Long live the dear old Dalai Lama
When the time comes for the Doctor to stop looking like David Tennant and start looking like Matt Smith, there's flame coming out of his head and gushing out of his sleeves, and then he explodes. When the smoke clears, there's the new Doctor.
There's no delay and no doubt. Once you accept (temporarily) the show's basic premise that Doctor Who is a benevolent immortal alien who periodically regenerates from one human form to another, not even being consistent in ethnicity or gender from one body to the next, you know instantly that it's the same Doctor in there despite appearances.
With the dear old Dalai Lama, it's different. Reincarnation still happens, but the souls of the dead migrate into the bodies of the newborn and retain no memory of their previous lives.
This becomes a problem when the soul of your religion's leader has to be tracked down in one of those thousands who were born around the same time the leader died.
That is exactly the problem facing the Gelug "Yellow Hat" tradition of Tibetan Buddhism, whose leader, the Dalai Lama, turned 90 on Sunday. He will therefore soon be leaving his current incarnation, and it will be the task of his closest associates to track down the young child in whom his soul has taken up residence — who will then become the next Dalai Lama.
Then the troubles really start, because Tibet has been officially part of the People's Republic of China since the Chinese invasion of 1950 and Beijing does not like religious leaders who are beyond its control.
In fact, it doesn't like religious leaders at all, especially if they also embody the national aspirations of a subject people — and least of all if they live abroad.
The Dalai Lama ticks every box. He fled Tibet in the midst of a CIA-backed popular rebellion against foreign rule in 1959. He has lived in exile ever since in the northern Indian city of Dharamshala, surrounded by tens of thousands of other Tibetan exiles.
And he heads what is in practice a Tibetan government-in-exile, although no other country recognises it.
There is nevertheless a good deal of ambient sympathy for Tibet not only in Western countries but in countries of the global south that got their independence just as Tibet was losing its own. They never say anything about it out loud because China is far too big and rich to risk offending, but they do know a colonial relationship when they see one.

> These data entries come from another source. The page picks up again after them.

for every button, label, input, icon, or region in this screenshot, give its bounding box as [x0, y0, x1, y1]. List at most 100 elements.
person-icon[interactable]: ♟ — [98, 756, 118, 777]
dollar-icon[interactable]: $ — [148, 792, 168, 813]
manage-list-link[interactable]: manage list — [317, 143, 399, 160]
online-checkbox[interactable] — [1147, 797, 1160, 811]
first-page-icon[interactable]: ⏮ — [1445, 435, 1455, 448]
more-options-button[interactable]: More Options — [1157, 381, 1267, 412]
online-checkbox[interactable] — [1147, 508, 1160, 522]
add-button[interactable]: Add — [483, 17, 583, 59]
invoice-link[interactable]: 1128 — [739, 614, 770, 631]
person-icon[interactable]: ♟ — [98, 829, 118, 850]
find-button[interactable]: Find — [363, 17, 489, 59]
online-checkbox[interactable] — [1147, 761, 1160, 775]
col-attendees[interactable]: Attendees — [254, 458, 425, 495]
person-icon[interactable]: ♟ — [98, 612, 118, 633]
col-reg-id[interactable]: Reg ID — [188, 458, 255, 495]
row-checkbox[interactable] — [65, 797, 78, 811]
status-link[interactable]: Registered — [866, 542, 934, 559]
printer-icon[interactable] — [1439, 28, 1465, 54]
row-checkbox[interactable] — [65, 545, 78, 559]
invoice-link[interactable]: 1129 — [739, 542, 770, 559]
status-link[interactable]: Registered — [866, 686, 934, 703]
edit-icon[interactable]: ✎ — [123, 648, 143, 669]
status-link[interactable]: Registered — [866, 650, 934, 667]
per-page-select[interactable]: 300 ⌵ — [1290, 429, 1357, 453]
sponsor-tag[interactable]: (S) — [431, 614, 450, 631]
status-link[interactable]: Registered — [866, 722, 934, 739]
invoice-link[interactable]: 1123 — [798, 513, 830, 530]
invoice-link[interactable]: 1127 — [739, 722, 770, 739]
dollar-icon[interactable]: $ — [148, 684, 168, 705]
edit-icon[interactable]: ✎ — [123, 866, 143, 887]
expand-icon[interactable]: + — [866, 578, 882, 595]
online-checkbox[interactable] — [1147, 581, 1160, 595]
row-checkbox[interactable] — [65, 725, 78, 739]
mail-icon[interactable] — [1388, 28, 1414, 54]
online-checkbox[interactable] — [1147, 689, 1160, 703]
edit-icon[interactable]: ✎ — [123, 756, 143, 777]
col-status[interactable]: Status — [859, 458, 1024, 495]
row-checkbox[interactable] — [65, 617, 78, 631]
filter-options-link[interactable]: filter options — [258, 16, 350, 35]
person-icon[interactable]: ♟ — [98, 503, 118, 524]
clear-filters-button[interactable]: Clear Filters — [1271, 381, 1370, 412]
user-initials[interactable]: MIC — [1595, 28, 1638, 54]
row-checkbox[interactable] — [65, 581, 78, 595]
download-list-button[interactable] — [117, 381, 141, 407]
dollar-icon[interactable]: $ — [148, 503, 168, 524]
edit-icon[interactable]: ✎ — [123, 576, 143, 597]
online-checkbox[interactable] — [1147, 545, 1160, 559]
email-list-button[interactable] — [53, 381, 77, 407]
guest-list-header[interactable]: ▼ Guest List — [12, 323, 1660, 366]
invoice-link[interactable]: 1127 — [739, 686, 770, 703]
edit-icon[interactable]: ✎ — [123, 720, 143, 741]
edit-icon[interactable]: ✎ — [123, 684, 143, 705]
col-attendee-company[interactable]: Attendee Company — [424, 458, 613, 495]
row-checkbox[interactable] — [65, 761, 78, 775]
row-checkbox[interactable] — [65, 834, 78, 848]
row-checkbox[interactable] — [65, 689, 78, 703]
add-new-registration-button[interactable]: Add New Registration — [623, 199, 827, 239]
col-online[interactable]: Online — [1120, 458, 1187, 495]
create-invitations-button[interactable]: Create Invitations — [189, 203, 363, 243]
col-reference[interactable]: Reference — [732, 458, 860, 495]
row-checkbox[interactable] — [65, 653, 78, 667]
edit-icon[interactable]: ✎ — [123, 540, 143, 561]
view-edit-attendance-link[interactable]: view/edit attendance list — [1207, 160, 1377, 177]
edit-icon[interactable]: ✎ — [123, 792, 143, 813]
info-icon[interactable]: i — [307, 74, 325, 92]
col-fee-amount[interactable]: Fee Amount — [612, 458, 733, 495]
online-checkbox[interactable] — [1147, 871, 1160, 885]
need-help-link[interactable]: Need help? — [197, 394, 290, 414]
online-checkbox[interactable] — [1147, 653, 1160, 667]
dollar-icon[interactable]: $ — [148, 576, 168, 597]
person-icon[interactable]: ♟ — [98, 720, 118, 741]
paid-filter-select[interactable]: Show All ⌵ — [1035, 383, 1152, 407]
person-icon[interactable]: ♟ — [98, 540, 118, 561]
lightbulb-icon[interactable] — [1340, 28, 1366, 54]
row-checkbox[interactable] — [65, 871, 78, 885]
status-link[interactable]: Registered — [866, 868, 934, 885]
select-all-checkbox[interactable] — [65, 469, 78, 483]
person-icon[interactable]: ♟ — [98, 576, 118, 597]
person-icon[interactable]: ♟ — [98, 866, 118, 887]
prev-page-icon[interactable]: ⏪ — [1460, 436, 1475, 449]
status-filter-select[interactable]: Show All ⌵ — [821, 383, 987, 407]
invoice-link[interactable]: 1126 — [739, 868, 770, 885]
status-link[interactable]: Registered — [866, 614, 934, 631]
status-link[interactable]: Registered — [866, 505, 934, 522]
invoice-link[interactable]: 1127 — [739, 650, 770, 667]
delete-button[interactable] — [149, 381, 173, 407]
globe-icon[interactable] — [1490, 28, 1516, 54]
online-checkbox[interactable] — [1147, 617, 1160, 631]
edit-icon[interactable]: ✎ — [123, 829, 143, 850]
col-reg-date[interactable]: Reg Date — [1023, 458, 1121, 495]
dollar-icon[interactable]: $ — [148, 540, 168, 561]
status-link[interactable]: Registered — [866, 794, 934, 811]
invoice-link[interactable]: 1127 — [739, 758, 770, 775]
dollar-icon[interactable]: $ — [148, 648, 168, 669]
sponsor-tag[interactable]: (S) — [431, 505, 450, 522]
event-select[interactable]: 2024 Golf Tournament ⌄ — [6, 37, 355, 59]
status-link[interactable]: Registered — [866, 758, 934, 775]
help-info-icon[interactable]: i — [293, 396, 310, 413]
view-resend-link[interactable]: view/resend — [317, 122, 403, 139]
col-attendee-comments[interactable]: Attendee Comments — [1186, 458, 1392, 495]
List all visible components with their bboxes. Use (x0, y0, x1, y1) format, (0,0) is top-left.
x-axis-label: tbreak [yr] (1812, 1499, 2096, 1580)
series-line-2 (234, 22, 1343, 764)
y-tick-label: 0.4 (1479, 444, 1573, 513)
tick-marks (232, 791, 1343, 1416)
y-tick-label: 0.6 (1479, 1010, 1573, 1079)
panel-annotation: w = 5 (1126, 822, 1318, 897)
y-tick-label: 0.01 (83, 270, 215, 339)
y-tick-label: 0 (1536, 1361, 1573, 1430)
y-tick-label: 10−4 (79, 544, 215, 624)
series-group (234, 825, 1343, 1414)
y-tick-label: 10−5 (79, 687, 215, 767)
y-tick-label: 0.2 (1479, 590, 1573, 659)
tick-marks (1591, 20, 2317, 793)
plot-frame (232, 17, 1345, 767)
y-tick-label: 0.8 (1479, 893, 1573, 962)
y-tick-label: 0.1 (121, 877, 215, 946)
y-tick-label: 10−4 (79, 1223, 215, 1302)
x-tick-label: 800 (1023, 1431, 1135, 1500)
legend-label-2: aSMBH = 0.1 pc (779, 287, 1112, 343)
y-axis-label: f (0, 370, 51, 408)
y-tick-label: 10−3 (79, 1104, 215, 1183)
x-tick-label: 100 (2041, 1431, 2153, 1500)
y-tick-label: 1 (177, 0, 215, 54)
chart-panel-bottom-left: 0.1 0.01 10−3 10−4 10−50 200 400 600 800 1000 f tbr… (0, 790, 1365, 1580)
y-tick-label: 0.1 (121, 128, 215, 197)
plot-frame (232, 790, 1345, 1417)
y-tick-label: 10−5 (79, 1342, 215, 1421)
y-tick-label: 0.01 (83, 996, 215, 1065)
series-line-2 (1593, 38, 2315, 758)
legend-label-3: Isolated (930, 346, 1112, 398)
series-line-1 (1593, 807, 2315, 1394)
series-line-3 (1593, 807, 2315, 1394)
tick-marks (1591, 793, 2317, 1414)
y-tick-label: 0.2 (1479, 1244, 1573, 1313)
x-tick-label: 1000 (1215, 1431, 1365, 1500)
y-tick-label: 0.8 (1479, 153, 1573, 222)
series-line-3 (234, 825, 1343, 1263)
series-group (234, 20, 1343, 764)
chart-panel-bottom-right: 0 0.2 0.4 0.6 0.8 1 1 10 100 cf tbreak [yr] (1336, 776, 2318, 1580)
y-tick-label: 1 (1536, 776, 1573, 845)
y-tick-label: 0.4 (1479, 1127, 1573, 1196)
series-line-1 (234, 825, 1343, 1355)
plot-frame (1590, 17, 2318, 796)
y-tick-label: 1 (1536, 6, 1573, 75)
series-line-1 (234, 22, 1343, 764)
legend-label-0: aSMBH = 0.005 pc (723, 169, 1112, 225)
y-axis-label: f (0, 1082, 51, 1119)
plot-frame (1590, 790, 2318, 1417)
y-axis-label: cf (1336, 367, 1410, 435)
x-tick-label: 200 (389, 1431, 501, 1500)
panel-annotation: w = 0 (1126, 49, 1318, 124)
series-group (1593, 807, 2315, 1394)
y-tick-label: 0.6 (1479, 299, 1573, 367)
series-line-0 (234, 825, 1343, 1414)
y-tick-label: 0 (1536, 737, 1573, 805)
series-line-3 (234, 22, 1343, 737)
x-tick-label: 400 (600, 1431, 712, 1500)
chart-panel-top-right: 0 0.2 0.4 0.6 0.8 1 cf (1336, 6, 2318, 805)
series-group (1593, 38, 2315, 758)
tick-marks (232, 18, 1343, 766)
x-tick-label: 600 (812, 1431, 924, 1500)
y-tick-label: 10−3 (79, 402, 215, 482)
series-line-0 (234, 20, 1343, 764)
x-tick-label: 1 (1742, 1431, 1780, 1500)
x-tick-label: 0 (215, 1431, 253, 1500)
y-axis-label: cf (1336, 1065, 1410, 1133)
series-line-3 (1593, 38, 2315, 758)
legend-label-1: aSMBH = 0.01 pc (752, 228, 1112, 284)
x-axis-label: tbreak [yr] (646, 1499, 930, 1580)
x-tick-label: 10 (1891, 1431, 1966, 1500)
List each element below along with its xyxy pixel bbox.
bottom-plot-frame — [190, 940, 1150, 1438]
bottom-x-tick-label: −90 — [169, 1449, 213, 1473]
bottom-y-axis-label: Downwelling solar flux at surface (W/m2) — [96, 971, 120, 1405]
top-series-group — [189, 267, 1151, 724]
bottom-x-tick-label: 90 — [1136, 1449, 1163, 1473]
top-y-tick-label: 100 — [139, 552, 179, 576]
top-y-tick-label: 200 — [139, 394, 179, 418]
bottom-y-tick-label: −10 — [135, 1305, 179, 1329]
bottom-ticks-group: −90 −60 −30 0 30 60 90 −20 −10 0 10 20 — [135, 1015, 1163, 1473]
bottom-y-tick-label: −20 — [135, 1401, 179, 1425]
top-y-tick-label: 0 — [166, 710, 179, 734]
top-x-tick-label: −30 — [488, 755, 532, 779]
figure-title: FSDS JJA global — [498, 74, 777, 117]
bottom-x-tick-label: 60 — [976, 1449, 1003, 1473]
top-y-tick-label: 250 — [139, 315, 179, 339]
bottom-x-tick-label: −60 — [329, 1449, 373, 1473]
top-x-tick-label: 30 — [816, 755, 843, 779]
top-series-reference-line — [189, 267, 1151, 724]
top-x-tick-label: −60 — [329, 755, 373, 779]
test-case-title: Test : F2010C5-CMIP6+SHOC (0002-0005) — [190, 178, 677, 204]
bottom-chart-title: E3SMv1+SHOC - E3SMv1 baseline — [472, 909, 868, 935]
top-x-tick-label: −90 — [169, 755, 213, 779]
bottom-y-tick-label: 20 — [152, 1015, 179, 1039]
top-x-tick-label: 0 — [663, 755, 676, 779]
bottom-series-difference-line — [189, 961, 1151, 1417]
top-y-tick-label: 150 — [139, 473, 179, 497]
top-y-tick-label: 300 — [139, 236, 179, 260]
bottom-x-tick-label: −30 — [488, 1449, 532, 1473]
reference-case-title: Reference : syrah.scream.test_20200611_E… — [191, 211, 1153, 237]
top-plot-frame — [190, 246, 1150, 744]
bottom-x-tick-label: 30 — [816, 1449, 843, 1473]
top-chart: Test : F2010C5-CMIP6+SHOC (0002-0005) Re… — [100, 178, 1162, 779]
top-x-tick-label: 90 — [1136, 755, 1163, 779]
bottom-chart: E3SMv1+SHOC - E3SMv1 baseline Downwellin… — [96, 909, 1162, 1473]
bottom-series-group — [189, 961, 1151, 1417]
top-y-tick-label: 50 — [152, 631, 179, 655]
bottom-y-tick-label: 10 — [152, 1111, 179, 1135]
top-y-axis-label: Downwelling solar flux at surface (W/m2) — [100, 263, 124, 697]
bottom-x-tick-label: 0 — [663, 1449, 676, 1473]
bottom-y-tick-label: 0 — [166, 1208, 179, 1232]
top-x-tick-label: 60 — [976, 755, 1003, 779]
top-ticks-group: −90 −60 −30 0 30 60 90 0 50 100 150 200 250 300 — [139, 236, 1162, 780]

This makes the communist authorities in Beijing nervous even though there is no real challenge to Chinese control. They therefore see the Dalai Lama's death, whenever it happens, as a golden opportunity to "nationalise" Tibetan Buddhism by giving the state the power to choose his successor.
We already had a preview of this 35 years ago when the Panchen Lama, second only to the Dalai Lama, died. After a lengthy but low-profile search Tibetan monks found a 6-year-old boy called Gedhun Choekyi Nyima who matched the requirements, and the Dalai Lama (in exile) proclaimed him as the new Panchen Lama in 1995.
The little boy and his family were immediately arrested and "disappeared"; none of them has ever been seen again. The Dalai Lama will not make that mistake twice: he has already said that his next reincarnation will be found in "the free world", which presumably means outside China.
But the vast majority of Tibetans still live in Tibet, and it is already clear that they will get a different Dalai Lama, chosen for them by the communist regime. It could end up like the Great Western Schism of 1378-1417, with two and then three popes at the same time — and that situation could easily last as long, depending on what happens to China in the long run.
All of this is ultimately about the survival of a separate Tibetan identity, which is still theoretically possible. Beijing has not yet adopted the final solution it is applying to the Uyghur minority: only Chinese may be used in the schools in both regions, but the Tibetans are not yet being drowned with Han Chinese immigrants.
The Chinese communist regime is now a little bit older than the Soviet Union was when it collapsed, but the CCP is still going strong.
If it lasts another 50 years, Tibet's identity will certainly be eradicated, for there are more than 200 Chinese for every Tibetan.
But if it's gone in 20 years, Tibetan culture may well survive.
• Gwynne Dyer is an independent London journalist.